The golf world has been wondering for a couple of years now whether or not Tiger will ever regain his dominance, and for good reason. When Tiger's in the field TV ratings are often close to 50 percent higher than when he's not. There's arguably never been a golfer, let alone any professional athlete, that's captivated the general public's attention like Eldrick. If he fades away to journeyman status the game of golf and the many businesses that surround it will suffer. If he can reproduce some of his former glory everyone around the game, including the fans, will benefit greatly. So will he or won't he? According to USA Today, opinions vary:
"I honestly don't think there is a reason why he won't get back to No. 1 and being the best again," says Keegan Bradley, reigning PGA Championship winner and 2011 PGA Tour rookie of the year. "He's going to find a way."
"I don't know if he will rule the roost anymore," Dustin Johnson says. "He has struggled, but he's been injured. And he's had a few incidents that have thrown him for a loop. But I think he has everything back on track. He will be a force, I'm sure. He is one guy you are going to have to beat out here. But there are a lot of other guys you're going to have to beat, as well."
Interesting that two young PGA Tour superstars have such different opinions, but together they represent what most golf fans probably think — "Tiger's healthy again and will do what he's always done," or, "Tiger's going to get some more wins but he'll never dominate again." Delving further into the debate, Steve DiMeglio of USA Today offers nine reasons why Tiger will or won't be king. The No. 1 question? Injuries, of course.
1. Insult to injuries PRO: "I've been able to train again," Woods says. "Rehabbing and training are two totally different scenarios.

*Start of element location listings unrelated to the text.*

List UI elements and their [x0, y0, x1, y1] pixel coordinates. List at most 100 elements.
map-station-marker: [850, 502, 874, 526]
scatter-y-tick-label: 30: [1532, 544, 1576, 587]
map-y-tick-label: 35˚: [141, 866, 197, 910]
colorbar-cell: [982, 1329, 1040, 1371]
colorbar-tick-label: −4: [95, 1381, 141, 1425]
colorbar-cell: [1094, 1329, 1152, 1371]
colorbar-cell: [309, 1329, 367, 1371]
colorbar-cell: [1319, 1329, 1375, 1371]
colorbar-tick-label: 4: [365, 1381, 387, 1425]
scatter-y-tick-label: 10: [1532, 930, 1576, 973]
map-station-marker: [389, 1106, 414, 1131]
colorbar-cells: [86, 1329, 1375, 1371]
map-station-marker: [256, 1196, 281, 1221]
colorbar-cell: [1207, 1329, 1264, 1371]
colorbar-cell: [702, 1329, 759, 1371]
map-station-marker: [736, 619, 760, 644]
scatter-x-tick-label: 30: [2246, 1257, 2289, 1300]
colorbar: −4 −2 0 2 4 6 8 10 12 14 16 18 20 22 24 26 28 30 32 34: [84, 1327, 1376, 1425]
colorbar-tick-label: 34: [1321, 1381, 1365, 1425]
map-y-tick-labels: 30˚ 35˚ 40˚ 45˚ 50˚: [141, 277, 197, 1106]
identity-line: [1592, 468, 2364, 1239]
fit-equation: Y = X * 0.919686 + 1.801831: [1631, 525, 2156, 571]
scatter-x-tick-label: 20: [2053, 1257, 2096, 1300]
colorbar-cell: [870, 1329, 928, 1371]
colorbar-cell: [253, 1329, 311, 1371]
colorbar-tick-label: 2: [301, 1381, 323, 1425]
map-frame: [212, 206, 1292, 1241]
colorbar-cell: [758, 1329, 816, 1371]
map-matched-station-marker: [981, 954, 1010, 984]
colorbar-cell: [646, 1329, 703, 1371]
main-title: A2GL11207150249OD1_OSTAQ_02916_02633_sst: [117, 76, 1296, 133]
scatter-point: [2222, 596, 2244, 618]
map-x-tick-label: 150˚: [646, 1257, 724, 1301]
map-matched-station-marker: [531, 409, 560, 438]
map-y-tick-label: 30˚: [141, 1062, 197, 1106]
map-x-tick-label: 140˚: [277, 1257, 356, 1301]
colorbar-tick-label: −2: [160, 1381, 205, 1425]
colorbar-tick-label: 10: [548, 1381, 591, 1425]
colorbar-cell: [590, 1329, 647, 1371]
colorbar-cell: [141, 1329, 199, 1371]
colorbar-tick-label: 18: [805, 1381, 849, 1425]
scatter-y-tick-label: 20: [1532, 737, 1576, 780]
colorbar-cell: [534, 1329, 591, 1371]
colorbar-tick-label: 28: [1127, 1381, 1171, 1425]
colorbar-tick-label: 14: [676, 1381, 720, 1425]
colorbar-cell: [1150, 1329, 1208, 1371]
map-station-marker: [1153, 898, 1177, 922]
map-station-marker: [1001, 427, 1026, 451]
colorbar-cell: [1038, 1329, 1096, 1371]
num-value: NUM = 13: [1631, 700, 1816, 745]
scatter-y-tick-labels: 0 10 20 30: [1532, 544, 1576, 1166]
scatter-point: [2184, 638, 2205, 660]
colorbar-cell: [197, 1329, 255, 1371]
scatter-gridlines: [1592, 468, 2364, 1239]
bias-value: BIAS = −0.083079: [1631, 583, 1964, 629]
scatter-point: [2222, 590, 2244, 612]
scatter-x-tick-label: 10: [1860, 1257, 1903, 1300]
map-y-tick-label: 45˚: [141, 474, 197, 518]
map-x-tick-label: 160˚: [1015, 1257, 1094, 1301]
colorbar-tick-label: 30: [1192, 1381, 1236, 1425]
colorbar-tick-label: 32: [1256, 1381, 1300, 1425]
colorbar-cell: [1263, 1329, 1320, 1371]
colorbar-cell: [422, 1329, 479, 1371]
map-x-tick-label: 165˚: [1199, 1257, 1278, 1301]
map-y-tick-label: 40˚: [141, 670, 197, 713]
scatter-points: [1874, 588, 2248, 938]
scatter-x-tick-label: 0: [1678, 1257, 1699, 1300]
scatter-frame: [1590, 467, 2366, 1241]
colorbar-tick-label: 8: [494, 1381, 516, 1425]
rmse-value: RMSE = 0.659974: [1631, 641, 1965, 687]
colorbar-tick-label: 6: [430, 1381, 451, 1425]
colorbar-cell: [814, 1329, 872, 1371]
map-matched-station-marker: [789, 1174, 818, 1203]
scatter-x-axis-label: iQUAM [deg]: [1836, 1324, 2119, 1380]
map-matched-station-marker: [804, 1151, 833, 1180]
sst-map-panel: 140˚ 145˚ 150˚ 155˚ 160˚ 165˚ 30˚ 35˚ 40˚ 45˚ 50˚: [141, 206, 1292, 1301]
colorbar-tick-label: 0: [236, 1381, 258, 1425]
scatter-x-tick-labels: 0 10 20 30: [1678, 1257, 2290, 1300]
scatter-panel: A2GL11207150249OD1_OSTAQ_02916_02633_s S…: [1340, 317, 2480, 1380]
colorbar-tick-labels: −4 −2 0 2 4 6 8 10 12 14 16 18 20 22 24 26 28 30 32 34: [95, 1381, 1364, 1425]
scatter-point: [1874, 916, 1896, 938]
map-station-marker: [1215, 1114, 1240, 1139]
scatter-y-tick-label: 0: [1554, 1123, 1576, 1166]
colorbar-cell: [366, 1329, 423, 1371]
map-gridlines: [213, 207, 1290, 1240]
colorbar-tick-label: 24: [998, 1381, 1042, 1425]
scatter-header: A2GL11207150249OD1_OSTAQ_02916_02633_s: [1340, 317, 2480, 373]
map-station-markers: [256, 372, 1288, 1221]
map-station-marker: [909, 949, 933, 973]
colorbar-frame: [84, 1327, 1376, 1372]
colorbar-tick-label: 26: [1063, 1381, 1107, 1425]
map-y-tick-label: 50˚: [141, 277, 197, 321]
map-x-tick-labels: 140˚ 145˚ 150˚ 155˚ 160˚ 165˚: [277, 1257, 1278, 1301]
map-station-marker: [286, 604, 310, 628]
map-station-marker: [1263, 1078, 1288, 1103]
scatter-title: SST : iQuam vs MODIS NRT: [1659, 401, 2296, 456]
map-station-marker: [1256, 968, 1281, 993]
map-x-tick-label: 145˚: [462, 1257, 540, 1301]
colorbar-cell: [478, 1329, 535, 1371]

I've been rehabbing pretty much the entire last couple of years. Now I'm healthy enough to train without issue. My body's feeling explosive again. … I can literally train all day now."
CON: His left knee. Dating to 1994, when he had two benign tumors removed and scar tissues repaired, he's had four operations on his knee, including a major reconstruction in 2008 after he won the U.S. Open. "That's the only worry," CBS golf analyst David Feherty says. " For a right-handed player, there is probably no such worse problem you can have. Your frame has to absorb that shock of the swing, and all the energy dissipates into the left knee area."